As the holidays wind down and I reflect on all the events, gatherings, and visitors of the past few weeks, there is a certain sense of unease that has lodged itself in my gut. Never one to second guess myself or overanalyze my interactions with others, I am recently wracked with self-consciousness and a general feeling of awkwardness that I’m convinced is obvious to the outside world. With all my attention to TC 2.0, I have neglected to notice the changes this experience has had on my own personality, or Abby 2.0 as I perhaps should be called.

I can only hope Abby 2.0 is a temporary model, one that will soon be replaced by a sturdier, more self-assured version. After months of nonstop running around, taking care of Jack, coordinating TC’s care, and immersing myself in brain injury literature, I am only now stopping to examine how this has changed me.

I know I am different, even if it hasn’t been detected by everyone yet. I feel like my little family no longer belongs to that greater society in which we once so seamlessly operated. We now belong to the “other” club, the place for people who can’t make long term plans for their future, or schedule a vacation, or even stand in a crowd of people waiting for a table at the Olive Garden. We’re different. We don’t fit a particular mold. We leave people tongue tied when we explain our unusual and tragic situation. We are the people you most definitely do not want to engage at a cocktail party. But that’s okay. You won’t find us at a lot of cocktail parties these days.

I keep trying to smile, fake wittiness, and carry on with life as it once existed, but inside I am fatigued, listless, and quite unsure of how to be the Abby I was before. I am constantly fighting the urge to build a little cocoon around myself, so that I can separate this strange new person from the rest of the world. I wonder if some isolation might let me better heal or if that is simply a justification that is used by the socially anxious.

It’s by far one of the most perplexing feelings I’ve experienced thus far because it is so completely out of synch with who I was before. I used to feel the need to be constantly surrounded by people. I hated missing any social event that promised to be fun. I vowed to be one of those moms who refused to compromise her friendships despite the demands of mothering and marriage.

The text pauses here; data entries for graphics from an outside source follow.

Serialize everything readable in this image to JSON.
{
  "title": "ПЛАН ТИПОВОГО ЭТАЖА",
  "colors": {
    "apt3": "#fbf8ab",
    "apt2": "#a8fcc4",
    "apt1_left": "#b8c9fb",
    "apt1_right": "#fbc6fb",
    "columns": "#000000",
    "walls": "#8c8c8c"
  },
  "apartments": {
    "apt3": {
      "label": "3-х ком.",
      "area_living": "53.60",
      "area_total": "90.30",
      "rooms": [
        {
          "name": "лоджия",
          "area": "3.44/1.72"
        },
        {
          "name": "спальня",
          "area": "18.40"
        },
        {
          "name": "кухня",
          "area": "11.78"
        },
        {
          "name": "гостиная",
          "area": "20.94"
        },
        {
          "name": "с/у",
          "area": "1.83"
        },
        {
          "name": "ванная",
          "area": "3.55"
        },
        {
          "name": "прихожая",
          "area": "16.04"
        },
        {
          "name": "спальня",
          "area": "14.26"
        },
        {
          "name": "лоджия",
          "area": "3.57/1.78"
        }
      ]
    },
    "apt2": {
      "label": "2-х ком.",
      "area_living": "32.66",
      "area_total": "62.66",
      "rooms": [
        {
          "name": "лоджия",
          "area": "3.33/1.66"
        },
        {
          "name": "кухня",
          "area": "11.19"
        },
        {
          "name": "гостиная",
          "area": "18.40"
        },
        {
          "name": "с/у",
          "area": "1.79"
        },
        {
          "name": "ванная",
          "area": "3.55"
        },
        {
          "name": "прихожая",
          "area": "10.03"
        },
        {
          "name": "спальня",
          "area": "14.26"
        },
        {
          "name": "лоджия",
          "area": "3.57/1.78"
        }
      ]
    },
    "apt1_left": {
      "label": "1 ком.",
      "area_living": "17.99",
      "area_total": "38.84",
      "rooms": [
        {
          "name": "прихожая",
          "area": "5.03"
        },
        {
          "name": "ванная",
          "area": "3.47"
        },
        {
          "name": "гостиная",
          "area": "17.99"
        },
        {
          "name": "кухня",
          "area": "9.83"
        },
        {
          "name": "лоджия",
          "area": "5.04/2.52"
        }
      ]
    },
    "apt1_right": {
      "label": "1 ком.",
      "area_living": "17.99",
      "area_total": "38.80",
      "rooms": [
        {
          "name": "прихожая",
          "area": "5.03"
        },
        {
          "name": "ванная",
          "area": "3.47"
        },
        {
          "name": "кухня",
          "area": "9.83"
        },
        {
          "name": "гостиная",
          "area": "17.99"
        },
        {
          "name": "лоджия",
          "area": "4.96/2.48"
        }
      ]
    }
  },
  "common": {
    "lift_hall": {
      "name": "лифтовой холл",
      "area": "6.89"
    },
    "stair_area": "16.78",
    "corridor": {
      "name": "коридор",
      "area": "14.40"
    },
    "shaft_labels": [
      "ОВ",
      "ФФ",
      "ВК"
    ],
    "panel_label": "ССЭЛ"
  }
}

Now all I want is an ocean between my family and the rest of the universe so that I don’t have to be so acutely aware of how strange we are. I know this is a phase. I know as we move forward I will continue to transform in ways that are currently unforeseeable. As I ponder New Year’s resolutions and determine which might be appropriate for me, I have so many ideas that I struggle to pinpoint only a few. So I am keeping my resolution simple: keep changing. Accept that Abby 2.0 isn’t your best self or the person you are destined to be. She is only one prototype in a journey that is destined to bring greater knowledge and deeper understanding. Find a way to live with your current imperfections and just keep changing.

We are all such works in progress, yet we tend to approach life as if we might be able to put that final brushstroke on the masterpiece that is ourselves. I’ve learned enough over the past year to understand that it doesn’t work like that. We are constantly in motion, often unsatisfied, and searching for more. And while I am no exception to any of the above, I am beginning to see the value in change itself. This year I’m not working toward any specific vision of myself. I just want to stay in motion.